Les événements plus proches reparaissaient eux aussi ; des visages souriants fleurissaient la trame serrée du souvenir, des visages de femmes qui étaient ceux de Maria-Luisa, de Cayetana, de la mystérieuse comtesse dédoublant celui de Judith, celui de la Reine aussi. Des visages d’hommes surgirent aussi : le comte de Provence sortant des bois obscurs de Trianon, Fersen, avec un œil au beurre noir, et enfin l’étrange médecin italien…

Mais à mesure que le rêve déroulait ses brumes transparentes, l’évocation se faisait pénible, douloureuse comme si une fatigue nouvelle accablait le dormeur et comme si les portes de sa mémoire s’efforçaient vainement de se refermer.

Enfin, tout se fondit en un maelström d’éclairs et de taches colorées plongeant vers d’insondables abîmes habités par les ténèbres du temps du fond desquelles une voix s’élevait, absurde et menaçante, une voix qui criait : « Le Sceptre a frappé le Temple mais le Temple à son tour frappera le Sceptre qui tombera dans la boue et dans le sang ! Malheur aux Lys de France et à ceux qui les servent ! Malheur aux Lys de France et à ceux qui les servent ! Malheur aux Lys… »

Et puis il n’y eut plus rien qu’une profonde eau noire, tiède et caressante au sein de laquelle Gilles se laissa porter bienheureusement, délivré…
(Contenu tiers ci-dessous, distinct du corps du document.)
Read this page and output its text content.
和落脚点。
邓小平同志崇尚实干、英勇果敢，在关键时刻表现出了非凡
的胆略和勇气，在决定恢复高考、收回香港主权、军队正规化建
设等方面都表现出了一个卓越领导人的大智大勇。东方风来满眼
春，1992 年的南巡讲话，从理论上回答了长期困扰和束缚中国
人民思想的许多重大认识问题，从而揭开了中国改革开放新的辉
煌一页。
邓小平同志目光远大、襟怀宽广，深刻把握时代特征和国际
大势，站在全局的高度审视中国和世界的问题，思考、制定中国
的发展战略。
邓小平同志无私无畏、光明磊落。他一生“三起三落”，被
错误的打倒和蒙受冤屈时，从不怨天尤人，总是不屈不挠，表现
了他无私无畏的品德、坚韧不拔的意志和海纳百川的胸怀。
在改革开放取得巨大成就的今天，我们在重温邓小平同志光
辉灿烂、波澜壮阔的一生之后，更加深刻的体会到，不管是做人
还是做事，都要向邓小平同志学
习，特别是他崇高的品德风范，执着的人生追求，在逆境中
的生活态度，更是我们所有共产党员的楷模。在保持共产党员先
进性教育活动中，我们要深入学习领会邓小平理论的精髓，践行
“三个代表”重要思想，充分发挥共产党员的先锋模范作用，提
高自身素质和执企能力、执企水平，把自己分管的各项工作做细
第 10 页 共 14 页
Un rayon de soleil matinal filant dans l’interstice des épais rideaux de soie rayée vint frapper les paupières du chevalier qui battirent et clignotèrent. Il se frotta les yeux, bâilla largement et, cherchant à se soulever sur un coude, se retrouva étendu de tout son long sur le tapis au pied de l’étroit canapé sur lequel il était étendu précédemment, jurant comme un diable.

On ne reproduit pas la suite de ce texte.